Alistair Rennie with Intel's Genevieve Bell on the panel (Credit: Suzanne Tindal/ZDNet Australia)

Although the inbox was important to people's lives and it wasn't going away, it needed to change, and that change shouldn't just be a facelift, according to Rennie.

"Our view is that the world is not going to prosper by moderate tweaks in email," he said.

New concepts were needed to make the platform more accessible for business processes and introduce social-networking and analytical elements, he said.

Filters have lagged behind people's needs, according to Rennie, which can end in emails being lost.

Earlier he had talked about the need for filtering mechanisms, which put email into context, helping people prioritise what's in their inbox.

In the morning, there might be 200 emails in an inbox, he said, but what's important might be the sixtieth email.

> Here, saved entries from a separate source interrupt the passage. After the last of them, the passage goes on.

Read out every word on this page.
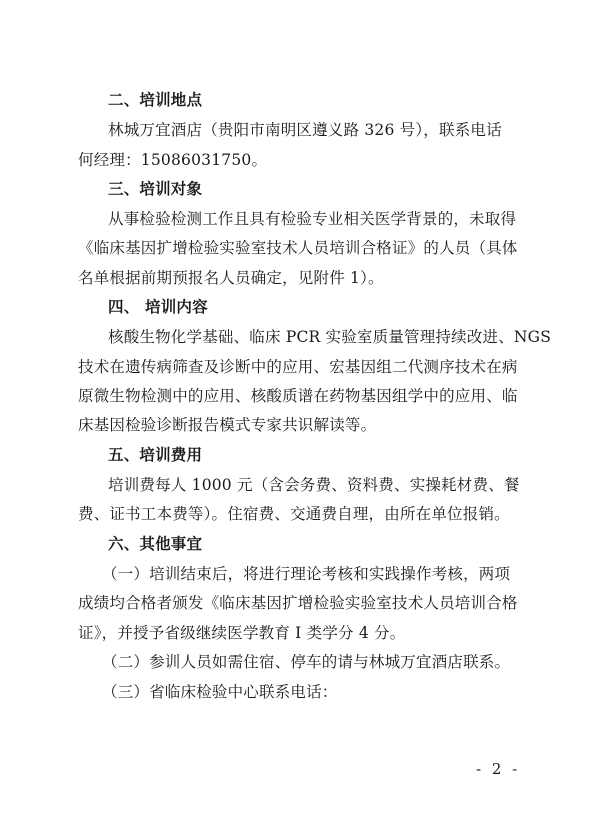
二、培训地点
林城万宜酒店（贵阳市南明区遵义路 326 号），联系电话
何经理：15086031750。
三、培训对象
从事检验检测工作且具有检验专业相关医学背景的，未取得
《临床基因扩增检验实验室技术人员培训合格证》的人员（具体
名单根据前期预报名人员确定，见附件 1）。
四、 培训内容
核酸生物化学基础、临床 PCR 实验室质量管理持续改进、NGS
技术在遗传病筛查及诊断中的应用、宏基因组二代测序技术在病
原微生物检测中的应用、核酸质谱在药物基因组学中的应用、临
床基因检验诊断报告模式专家共识解读等。
五、培训费用
培训费每人 1000 元（含会务费、资料费、实操耗材费、餐
费、证书工本费等）。住宿费、交通费自理，由所在单位报销。
六、其他事宜
（一）培训结束后，将进行理论考核和实践操作考核，两项
成绩均合格者颁发《临床基因扩增检验实验室技术人员培训合格
证》，并授予省级继续医学教育 I 类学分 4 分。
（二）参训人员如需住宿、停车的请与林城万宜酒店联系。
（三）省临床检验中心联系电话：
- 2 -
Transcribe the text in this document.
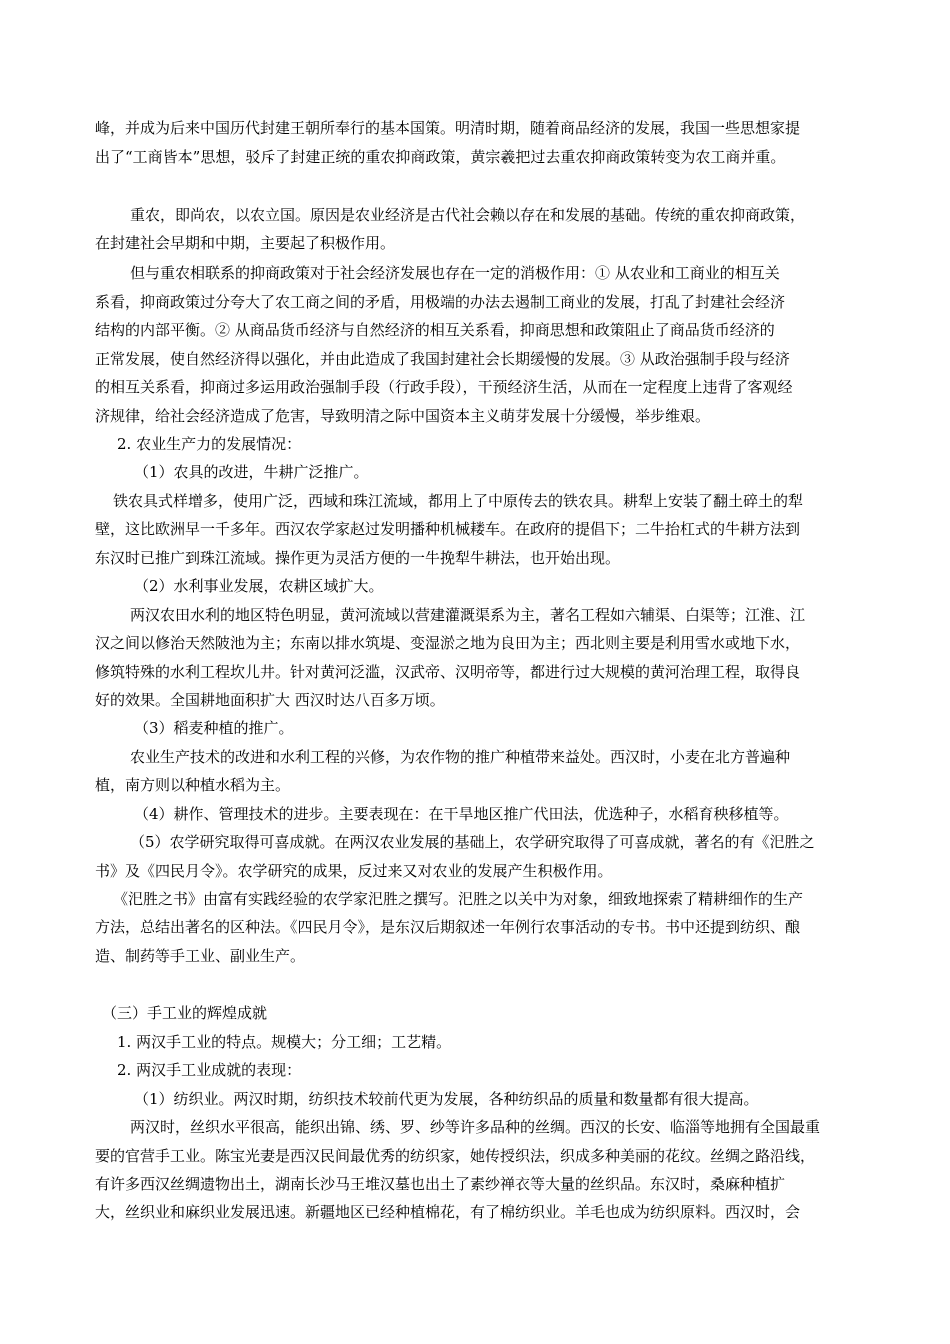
峰，并成为后来中国历代封建王朝所奉行的基本国策。明清时期，随着商品经济的发展，我国一些思想家提
出了“工商皆本”思想，驳斥了封建正统的重农抑商政策，黄宗羲把过去重农抑商政策转变为农工商并重。
重农，即尚农，以农立国。原因是农业经济是古代社会赖以存在和发展的基础。传统的重农抑商政策，
在封建社会早期和中期，主要起了积极作用。
但与重农相联系的抑商政策对于社会经济发展也存在一定的消极作用：① 从农业和工商业的相互关
系看，抑商政策过分夸大了农工商之间的矛盾，用极端的办法去遏制工商业的发展，打乱了封建社会经济
结构的内部平衡。② 从商品货币经济与自然经济的相互关系看，抑商思想和政策阻止了商品货币经济的
正常发展，使自然经济得以强化，并由此造成了我国封建社会长期缓慢的发展。③ 从政治强制手段与经济
的相互关系看，抑商过多运用政治强制手段（行政手段），干预经济生活，从而在一定程度上违背了客观经
济规律，给社会经济造成了危害，导致明清之际中国资本主义萌芽发展十分缓慢，举步维艰。
2. 农业生产力的发展情况：
（1）农具的改进，牛耕广泛推广。
铁农具式样增多，使用广泛，西域和珠江流域，都用上了中原传去的铁农具。耕犁上安装了翻土碎土的犁
壁，这比欧洲早一千多年。西汉农学家赵过发明播种机械耧车。在政府的提倡下；二牛抬杠式的牛耕方法到
东汉时已推广到珠江流域。操作更为灵活方便的一牛挽犁牛耕法，也开始出现。
（2）水利事业发展，农耕区域扩大。
两汉农田水利的地区特色明显，黄河流域以营建灌溉渠系为主，著名工程如六辅渠、白渠等；江淮、江
汉之间以修治天然陂池为主；东南以排水筑堤、变湿淤之地为良田为主；西北则主要是利用雪水或地下水，
修筑特殊的水利工程坎儿井。针对黄河泛滥，汉武帝、汉明帝等，都进行过大规模的黄河治理工程，取得良
好的效果。全国耕地面积扩大 西汉时达八百多万顷。
（3）稻麦种植的推广。
农业生产技术的改进和水利工程的兴修，为农作物的推广种植带来益处。西汉时，小麦在北方普遍种
植，南方则以种植水稻为主。
（4）耕作、管理技术的进步。主要表现在：在干旱地区推广代田法，优选种子，水稻育秧移植等。
（5）农学研究取得可喜成就。在两汉农业发展的基础上，农学研究取得了可喜成就，著名的有《汜胜之
书》及《四民月令》。农学研究的成果，反过来又对农业的发展产生积极作用。
《汜胜之书》由富有实践经验的农学家汜胜之撰写。汜胜之以关中为对象，细致地探索了精耕细作的生产
方法，总结出著名的区种法。《四民月令》，是东汉后期叙述一年例行农事活动的专书。书中还提到纺织、酿
造、制药等手工业、副业生产。
（三）手工业的辉煌成就
1. 两汉手工业的特点。规模大；分工细；工艺精。
2. 两汉手工业成就的表现：
（1）纺织业。两汉时期，纺织技术较前代更为发展，各种纺织品的质量和数量都有很大提高。
两汉时，丝织水平很高，能织出锦、绣、罗、纱等许多品种的丝绸。西汉的长安、临淄等地拥有全国最重
要的官营手工业。陈宝光妻是西汉民间最优秀的纺织家，她传授织法，织成多种美丽的花纹。丝绸之路沿线，
有许多西汉丝绸遗物出土，湖南长沙马王堆汉墓也出土了素纱禅衣等大量的丝织品。东汉时，桑麻种植扩
大，丝织业和麻织业发展迅速。新疆地区已经种植棉花，有了棉纺织业。羊毛也成为纺织原料。西汉时，会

He believed that systems need to be intelligent enough to be able to put that email at the front for the user.

"What's important to me fist thing Monday morning is going to be different to Friday night," he said, adding that people needed to be able to set account profiles and time profiles, making their inbox tuneable and trustable.

However, he admitted that there might be many different ways for people to want to use their email. "Us telling people the best way to collaborate is crazy." He said that people should be given tools to experiment.